Modern Catholic political theory is a shambles. The earliest condemnations of socialism followed on the heels of the revolutions of 1848 which roiled Europe. This was also the year in which Marx and Engels published the Communist Manifesto. Within a year, the pope would condemn it, correctly seeing in its principles a philosophy that is completely at odds with Christianity.Traditionalists tend to think of the 19th century as a halcyon time because one recalls Catholic emancipation, Lourdes, St. Catherine Laboure, La Salette, and in the USA, the period when the Church began to establish herself on a permanent, non-missionary footing. The reality is somewhat more troubled, because the era also witnessed the aggressively anti clerical actions of the Austrian empire, the violent attack upon the Church's territorial possessions during the Italian wars of unification, and continuous dispossessions throughout Spanish America.
Throughout the 19th century, vast swaths of the globe saw the repudiation of the Catholic political theory of Christendom. As internal migration led the peasantry to take up urban, industrial occupations, the Church met the challenge of adapting its message to a new social landscape. The popes, though willing to support workers' aspirations for material well being, understood the basic incompatibility with a political system that denies the right of the Church to restrict the scope of Christian economic activity. We're still struggling with this problem, although now in the post industrial phase.
In the Catholic view, the purpose of government is to protect the people. Apart from that, it has no moral authority at all unless it receives it from the Church. The Church only gives this authority in return for the state's promise to defend it. All modern governments reject this bargain, and they have proved it by the murderous wars that they have waged against other Christians for the past century. Modern governments also reject the principle of private property - and insist that property must serve the purpose that the state dictates. Without property, the commandments against theft and covetousness have no meaning. Pope John Paul II tried to create an alliance with liberal democracy - the result is universal abortion, a complete legal rejection of Christian domestic and sexual morality, and the total exclusion of catechesis from the state schools.

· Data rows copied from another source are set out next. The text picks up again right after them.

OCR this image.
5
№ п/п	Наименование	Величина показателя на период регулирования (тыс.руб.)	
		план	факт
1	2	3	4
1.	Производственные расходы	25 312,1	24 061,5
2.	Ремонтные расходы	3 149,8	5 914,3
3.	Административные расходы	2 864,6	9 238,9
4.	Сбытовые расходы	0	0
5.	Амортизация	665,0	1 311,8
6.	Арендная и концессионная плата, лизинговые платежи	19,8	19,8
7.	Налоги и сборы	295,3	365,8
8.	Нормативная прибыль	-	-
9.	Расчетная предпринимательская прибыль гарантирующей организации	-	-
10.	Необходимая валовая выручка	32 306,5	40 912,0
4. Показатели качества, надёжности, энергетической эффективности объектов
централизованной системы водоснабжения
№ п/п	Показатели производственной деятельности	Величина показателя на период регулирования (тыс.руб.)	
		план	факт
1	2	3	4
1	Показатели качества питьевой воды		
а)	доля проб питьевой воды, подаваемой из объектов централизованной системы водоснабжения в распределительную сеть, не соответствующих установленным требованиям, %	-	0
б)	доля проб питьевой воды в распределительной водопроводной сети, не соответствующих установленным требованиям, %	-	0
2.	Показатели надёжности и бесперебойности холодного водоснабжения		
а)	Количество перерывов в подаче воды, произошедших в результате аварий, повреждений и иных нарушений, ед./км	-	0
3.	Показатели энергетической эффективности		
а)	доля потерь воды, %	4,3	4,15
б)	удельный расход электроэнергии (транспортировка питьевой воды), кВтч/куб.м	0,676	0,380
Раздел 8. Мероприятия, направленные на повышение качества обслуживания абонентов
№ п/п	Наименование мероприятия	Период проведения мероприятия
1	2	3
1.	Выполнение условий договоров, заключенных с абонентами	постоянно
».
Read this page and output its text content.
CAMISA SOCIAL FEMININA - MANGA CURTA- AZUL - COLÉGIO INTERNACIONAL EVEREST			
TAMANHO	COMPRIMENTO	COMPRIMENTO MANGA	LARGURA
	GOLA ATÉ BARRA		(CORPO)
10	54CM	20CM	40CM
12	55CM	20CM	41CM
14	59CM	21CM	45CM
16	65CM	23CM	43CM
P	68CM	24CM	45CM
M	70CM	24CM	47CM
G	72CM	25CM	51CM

Now, Pope Francis searches for a marriage of convenience with socialism based on cooperative effort on behalf of the poor. It won't work because compromise on those terms admits, however hard they try to hide it, that the things of true importance are material and not spiritual. The spectacle of a pope cozying up to socialists (or, one could add, professional athletes) is as pathetic as the gambler who uses his last dollar to buy a lottery ticket.